I hope HTTP2 adoption continues and that our build tools can take advantage of this reality, requiring less compile time awareness of various sub-systems to create performant builds.
I hope new standards like Portals & Realms will make truely encapsulated sub systems on the client a viable reality without paying iFrame overhead.
I hope that tools like gRPC will reduce the cost of communicating across encapsulated sub systems by preserving type information across languages, reducing performance overhead and having consistent interoperation when communicating across network boundaries.
Containers have created a wonderful encapsulation model and I hope tools like Kubernetes will continue to thrive.
Here are a few high-level ideas that can mechanistically reduce the cost of consensus and allow you to scale your organization as a set of small teams.
Lastly, if you'd like to play with different values for the visualization used throughout this article, here you go:
Alignment is so valuable that it is tempting for leaders to try and force alignment using top-down mandates.

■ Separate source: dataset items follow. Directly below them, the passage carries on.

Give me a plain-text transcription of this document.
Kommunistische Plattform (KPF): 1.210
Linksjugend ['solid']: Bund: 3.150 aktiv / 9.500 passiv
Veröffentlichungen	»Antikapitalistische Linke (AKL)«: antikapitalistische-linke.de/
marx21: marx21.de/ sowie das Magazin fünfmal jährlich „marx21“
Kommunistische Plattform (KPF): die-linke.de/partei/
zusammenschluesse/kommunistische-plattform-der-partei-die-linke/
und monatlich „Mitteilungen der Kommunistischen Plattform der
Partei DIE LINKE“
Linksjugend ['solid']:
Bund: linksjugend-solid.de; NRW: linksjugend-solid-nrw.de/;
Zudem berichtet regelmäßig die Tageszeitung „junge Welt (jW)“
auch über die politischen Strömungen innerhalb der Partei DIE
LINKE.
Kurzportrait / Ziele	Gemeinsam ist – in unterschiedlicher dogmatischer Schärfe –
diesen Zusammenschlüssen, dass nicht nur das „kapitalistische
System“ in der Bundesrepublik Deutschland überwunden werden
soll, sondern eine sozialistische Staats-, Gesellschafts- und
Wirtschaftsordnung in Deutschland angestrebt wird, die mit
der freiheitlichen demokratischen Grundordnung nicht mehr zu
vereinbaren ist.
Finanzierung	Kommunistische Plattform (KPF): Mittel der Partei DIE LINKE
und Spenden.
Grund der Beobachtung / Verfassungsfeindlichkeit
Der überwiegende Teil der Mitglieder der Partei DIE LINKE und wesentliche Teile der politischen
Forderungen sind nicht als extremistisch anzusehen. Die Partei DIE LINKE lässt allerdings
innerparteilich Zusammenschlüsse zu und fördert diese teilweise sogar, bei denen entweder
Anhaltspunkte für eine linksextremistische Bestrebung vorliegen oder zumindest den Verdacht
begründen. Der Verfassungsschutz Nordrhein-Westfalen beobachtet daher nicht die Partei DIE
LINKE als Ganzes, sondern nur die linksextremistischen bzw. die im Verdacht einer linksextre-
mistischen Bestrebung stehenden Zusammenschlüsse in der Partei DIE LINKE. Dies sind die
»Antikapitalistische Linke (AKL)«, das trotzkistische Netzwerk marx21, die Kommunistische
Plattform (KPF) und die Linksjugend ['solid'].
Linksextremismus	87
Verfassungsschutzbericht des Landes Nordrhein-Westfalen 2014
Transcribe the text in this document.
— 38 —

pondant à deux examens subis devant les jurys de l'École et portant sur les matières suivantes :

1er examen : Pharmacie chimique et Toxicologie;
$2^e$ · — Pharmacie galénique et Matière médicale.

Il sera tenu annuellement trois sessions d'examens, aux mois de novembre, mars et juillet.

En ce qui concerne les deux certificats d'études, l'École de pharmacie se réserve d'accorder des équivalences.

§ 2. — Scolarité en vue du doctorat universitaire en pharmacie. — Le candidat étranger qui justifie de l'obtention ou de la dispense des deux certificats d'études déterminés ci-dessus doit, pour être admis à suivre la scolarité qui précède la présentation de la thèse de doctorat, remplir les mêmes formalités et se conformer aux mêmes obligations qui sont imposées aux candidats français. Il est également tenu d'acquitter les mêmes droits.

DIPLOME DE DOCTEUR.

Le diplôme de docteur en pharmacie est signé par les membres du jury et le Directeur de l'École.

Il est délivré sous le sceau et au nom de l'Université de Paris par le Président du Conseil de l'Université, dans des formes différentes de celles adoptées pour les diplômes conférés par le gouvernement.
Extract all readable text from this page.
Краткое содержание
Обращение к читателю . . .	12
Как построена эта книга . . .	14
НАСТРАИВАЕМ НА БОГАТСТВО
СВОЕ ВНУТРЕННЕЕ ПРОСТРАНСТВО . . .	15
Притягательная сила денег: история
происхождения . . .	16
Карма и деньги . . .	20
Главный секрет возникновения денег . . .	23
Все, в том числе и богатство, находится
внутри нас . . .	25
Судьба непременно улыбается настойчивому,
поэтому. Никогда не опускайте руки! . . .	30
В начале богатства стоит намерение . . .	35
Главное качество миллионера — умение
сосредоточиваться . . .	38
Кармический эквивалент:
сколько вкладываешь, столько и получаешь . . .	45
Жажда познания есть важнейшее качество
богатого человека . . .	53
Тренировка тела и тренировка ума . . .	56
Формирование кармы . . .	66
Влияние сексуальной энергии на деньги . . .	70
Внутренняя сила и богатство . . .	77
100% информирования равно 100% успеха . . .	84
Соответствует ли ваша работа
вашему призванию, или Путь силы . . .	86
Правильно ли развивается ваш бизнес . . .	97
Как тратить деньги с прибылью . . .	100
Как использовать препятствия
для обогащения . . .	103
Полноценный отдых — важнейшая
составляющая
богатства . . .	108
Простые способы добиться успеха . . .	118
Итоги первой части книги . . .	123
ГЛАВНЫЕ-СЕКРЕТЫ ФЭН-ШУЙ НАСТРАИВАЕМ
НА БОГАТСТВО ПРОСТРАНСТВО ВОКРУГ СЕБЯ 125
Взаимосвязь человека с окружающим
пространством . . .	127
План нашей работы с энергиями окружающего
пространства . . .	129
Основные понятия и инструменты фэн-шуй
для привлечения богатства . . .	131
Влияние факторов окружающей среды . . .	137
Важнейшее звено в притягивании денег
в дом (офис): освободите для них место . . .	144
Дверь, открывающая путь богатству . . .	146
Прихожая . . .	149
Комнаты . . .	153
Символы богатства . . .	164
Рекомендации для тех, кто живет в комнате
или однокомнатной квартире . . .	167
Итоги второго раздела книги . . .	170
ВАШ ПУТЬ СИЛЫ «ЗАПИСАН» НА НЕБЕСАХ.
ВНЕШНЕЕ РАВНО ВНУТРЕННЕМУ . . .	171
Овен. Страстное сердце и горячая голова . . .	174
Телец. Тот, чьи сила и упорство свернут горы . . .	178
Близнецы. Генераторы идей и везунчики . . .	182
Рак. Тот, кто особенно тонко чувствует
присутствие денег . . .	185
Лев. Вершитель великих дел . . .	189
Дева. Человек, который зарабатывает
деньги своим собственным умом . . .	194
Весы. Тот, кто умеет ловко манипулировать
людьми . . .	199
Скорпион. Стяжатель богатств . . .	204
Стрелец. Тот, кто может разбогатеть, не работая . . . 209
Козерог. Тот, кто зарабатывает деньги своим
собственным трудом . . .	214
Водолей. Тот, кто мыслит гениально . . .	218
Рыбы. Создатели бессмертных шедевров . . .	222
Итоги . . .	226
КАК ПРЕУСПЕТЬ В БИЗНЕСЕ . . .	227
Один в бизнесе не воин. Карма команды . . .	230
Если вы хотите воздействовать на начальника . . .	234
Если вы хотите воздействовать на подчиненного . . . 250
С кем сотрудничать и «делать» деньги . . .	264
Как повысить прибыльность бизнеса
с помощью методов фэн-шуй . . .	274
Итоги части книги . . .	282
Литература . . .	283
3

Given the cost of consensus is so high, I can understand this impulse but the cost of imposed alignment is much higher. People disengage, they can't bring their best self to work, they don't surface important feedback, they look out for themselves. This course of action creates a specter of alignment at best and it looks so little like authentic alignment that I don't think it belongs in this article at all.
I'd rather fight the good fight for authentic alignment than fall for any artificial versions of it.